Vendredi 15 janvier 1999

 

Monsieur le Cardinal,
Chers frères dans l'épiscopat,

1. «Je me suis fait l'esclave de tous [...] Et tout cela, je le fais à cause de l'Evangile, afin d'en avoir ma part» (1 Co 9, 19.23). Je vous salue avec ces paroles de saint Paul, chers pasteurs de l'Eglise qui est en Bosnie-Herzégovine, qui êtes venus ad limina Apostolorum pour rendre visite au Successeur de Pierre.

Je remercie le Cardinal Vinko Puljiæ pour les paroles cordiales qu'il m'a adressées en votre nom également. Il a rappelé les joies et les espérances, les angoisses et les craintes qui ont marqué la vie de l'Eglise et de toute votre patrie au cours de cette dernière décennie du second millénaire. Je me suis senti moi aussi proche des événements qui ont eu lieu dans votre région de 1991 à aujourd'hui. A cet égard, je voudrais rappeler la visite pastorale que j'ai pu finalement accomplir les 12 et 13 avril 1997. Celle-ci a été pour moi une expérience inoubliable, qui m'a donné l'occasion concrète de me rendre compte des effets dévastateurs de la guerre et, dans le même temps, de la ferme volonté de la population de retrouver une vie normale. Je ne peux pas non plus oublier les nombreuses interventions du Saint-Siège en faveur de la paix, du pardon et de la réconci- liation dans cette région qui, je l'espère, pourra devenir, avec tout le sud-est européen, une sereine demeure de paix, dans le respect de la dignité et des droits de tous.

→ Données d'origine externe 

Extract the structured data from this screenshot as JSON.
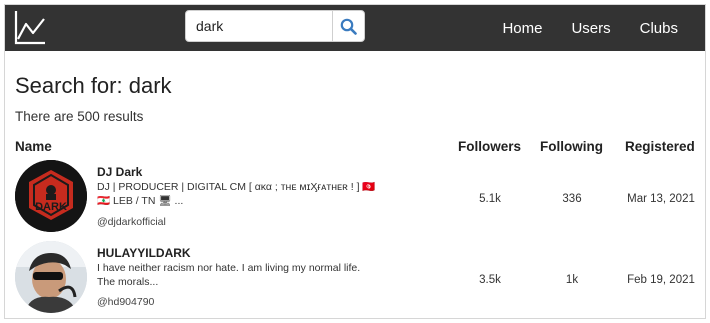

J'exprime mon admiration pour la force spirituelle avec laquelle vos communautés ecclésiales ont su affronter les grandes épreuves et sacrifices lors du récent conflit, ainsi qu'au cours de cette difficile période de l'après-guerre, pour demeurer fidèles au Christ et à la mission qu'il a confiée à ses disciples de tout temps. Avec vos prêtres, vous avez tout fait «afin de sauvegarder la vérité de l'Evangile» (cf Ga 2, 5), même au prix de la vie.

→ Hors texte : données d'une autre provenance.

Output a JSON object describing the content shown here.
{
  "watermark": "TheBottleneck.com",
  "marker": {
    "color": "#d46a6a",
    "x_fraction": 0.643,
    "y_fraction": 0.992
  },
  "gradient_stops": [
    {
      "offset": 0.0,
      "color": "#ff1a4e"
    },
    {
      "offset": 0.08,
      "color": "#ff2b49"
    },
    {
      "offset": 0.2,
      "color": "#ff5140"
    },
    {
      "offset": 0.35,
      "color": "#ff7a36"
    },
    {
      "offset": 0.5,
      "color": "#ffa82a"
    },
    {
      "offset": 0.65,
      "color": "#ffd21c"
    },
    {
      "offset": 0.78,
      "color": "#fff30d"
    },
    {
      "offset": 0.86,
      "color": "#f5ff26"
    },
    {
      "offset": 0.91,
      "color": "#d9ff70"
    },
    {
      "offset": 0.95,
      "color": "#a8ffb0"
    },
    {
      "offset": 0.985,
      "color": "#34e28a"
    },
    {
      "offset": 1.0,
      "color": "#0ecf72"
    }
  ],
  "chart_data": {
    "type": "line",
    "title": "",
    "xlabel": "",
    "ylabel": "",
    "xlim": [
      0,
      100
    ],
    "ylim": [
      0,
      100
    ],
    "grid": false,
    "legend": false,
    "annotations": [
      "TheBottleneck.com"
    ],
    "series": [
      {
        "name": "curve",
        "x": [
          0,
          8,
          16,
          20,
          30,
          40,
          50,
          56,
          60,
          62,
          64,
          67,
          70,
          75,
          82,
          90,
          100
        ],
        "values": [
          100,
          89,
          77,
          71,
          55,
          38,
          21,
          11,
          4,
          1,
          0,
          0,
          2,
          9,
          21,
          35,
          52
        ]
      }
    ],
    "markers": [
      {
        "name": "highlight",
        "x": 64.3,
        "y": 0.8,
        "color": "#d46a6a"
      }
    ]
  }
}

2. Je voudrais aujourd'hui vous ex- horter à poursuivre ce chemin et, à travers vous, je voudrais encourager les prêtres à poursuivre avec une générosi- té inlassable leur service à leurs frères, dans la pleine fidélité à leur vocation. En effet, en vertu de l'Ordination sacrée, ils participent à votre ministère; ils sont vos premiers coopérateurs (cf. Presbyterorum ordinis, nn. 2 et 4), vos plus proches collaborateurs et conseillers (cf. ibid., n. 7; Lumen gentium, n. 28). Le Concile Vatican II met bien en lumière ce rôle particulier des prêtres lorsqu'il rappelle que «tous les prêtres, tant diocésains que religieux, en raison de l'ordre et du ministère, sont articulés sur le corps des évêques et, selon leur vocation et leur grâce, sont au service du bien de l'Eglise entière» (ibid.).

Le Concile dit également que les prêtres sont appelés à vivre «avec les autres hommes comme des frères» (Presbyterorum ordinis, n. 3). Consacrés entièrement à l'œuvre pour laquelle le Seigneur les a appelés (Ac 13, 2), ils agissent «comme des pères dans le Christ» (Presbyterorum ordinis, n. 28), modèles du troupeau qui leur a été confié (cf. 1 P 5, 2-4), prenant soin de tous, sur l'exemple du Seigneur, en particulier des plus pauvres et des plus faibles (cf. Presbyterorum ordinis, n. 6).

3. Grâce à Dieu, il ne manque pas dans vos Eglises de vocations à la con- sécration particulière, tant masculine que féminine. On assiste même à une floraison providentielle. Il s'agit d'un don précieux et d'un grand trésor spirituel pour la communauté chrétienne, grâce auquel les baptisés pourront répondre avec une plus grande générosité à l'appel commun à la sainteté.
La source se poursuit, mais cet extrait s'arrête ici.